We are now over halfway through reporting season and there have been a lot of reports that have met expectations, but there are a few that I thought were disappointing.
Disappointing results
Domino's Pizza Enterprises Ltd (ASX: DMP) reported that underlying earnings per share (EPS) grew by 5.8% and revenue grew 5.2%.
This was a big slowdown compared to previous years and sadly justifies the fall in share price from $80 to the $40s. Domino's has a good long-term plan but this rapid slowdown wasn't expected.
Domino's is still trading at an expensive earnings multiple, so it will have to deliver in the second half to avoid further falls.
Healthscope Ltd (ASX: HSO) reported a further fall in profit for various reasons. The private hospital operator may have a long-term tailwind but shareholders also want to see short-term results too.
Management point to revenue growth as progress, which it is. Revenue growth should help profit growth, profit growth is what shareholders need and want to see. Ultimately, everything a business does should aim to help the earnings per share and the strength of the balance sheet.
Healthscope will need to turn profit decline into profit growth quickly.
Cochlear Limited (ASX: COH) is one of Australia's leading businesses and has done excellently over the past few years.

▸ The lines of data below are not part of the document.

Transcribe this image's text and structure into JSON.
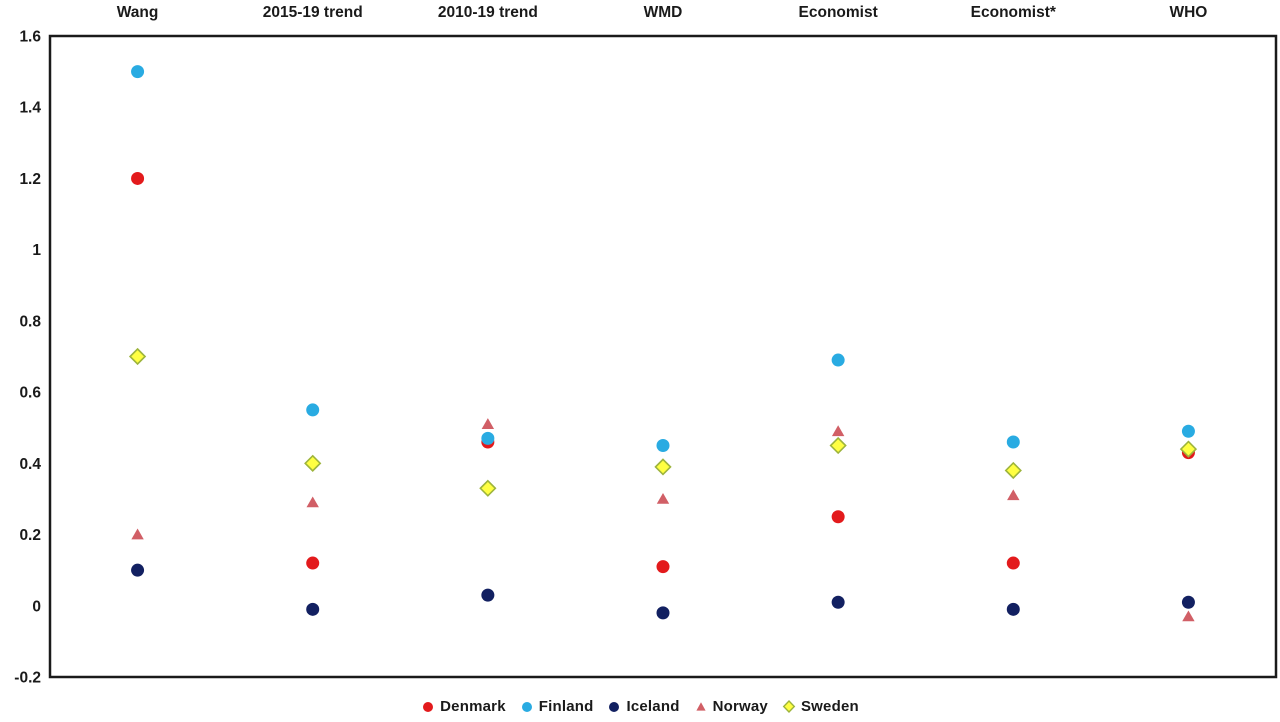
{
  "chart_data": {
    "type": "scatter",
    "title": "",
    "xlabel": "",
    "ylabel": "",
    "categories": [
      "Wang",
      "2015-19 trend",
      "2010-19 trend",
      "WMD",
      "Economist",
      "Economist*",
      "WHO"
    ],
    "series": [
      {
        "name": "Denmark",
        "marker": "circle",
        "color": "#E31A1C",
        "values": [
          1.2,
          0.12,
          0.46,
          0.11,
          0.25,
          0.12,
          0.43
        ]
      },
      {
        "name": "Finland",
        "marker": "circle",
        "color": "#29ABE2",
        "values": [
          1.5,
          0.55,
          0.47,
          0.45,
          0.69,
          0.46,
          0.49
        ]
      },
      {
        "name": "Iceland",
        "marker": "circle",
        "color": "#122061",
        "values": [
          0.1,
          -0.01,
          0.03,
          -0.02,
          0.01,
          -0.01,
          0.01
        ]
      },
      {
        "name": "Norway",
        "marker": "triangle",
        "color": "#D15F66",
        "values": [
          0.2,
          0.29,
          0.51,
          0.3,
          0.49,
          0.31,
          -0.03
        ]
      },
      {
        "name": "Sweden",
        "marker": "diamond",
        "color": "#FFFF42",
        "stroke": "#9DB43C",
        "values": [
          0.7,
          0.4,
          0.33,
          0.39,
          0.45,
          0.38,
          0.44
        ]
      }
    ],
    "draw_order": [
      "Denmark",
      "Norway",
      "Finland",
      "Iceland",
      "Sweden"
    ],
    "y_tick_labels": [
      "1.6",
      "1.4",
      "1.2",
      "1",
      "0.8",
      "0.6",
      "0.4",
      "0.2",
      "0",
      "-0.2"
    ],
    "y_tick_values": [
      1.6,
      1.4,
      1.2,
      1.0,
      0.8,
      0.6,
      0.4,
      0.2,
      0.0,
      -0.2
    ],
    "ylim": [
      -0.2,
      1.6
    ],
    "grid": false,
    "legend_position": "bottom",
    "legend_entries": [
      "Denmark",
      "Finland",
      "Iceland",
      "Norway",
      "Sweden"
    ],
    "colors": {
      "axis": "#1a1a1a",
      "text": "#1a1a1a",
      "background": "#ffffff"
    }
  }
}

However, no business is worth any price. I thought it was quite disappointing that statutory net profit after tax (NPAT) declined by 1%, yet the business is trading at almost 40x FY18's estimated earnings.
Cochlear will have to generate good earnings growth over the next year to justify its high price tag.
Foolish takeaway
All three businesses could improve profit soon, which is why I was disappointed with the reports this time. They could turn into good buys, but I wouldn't want to make that bet at the current prices.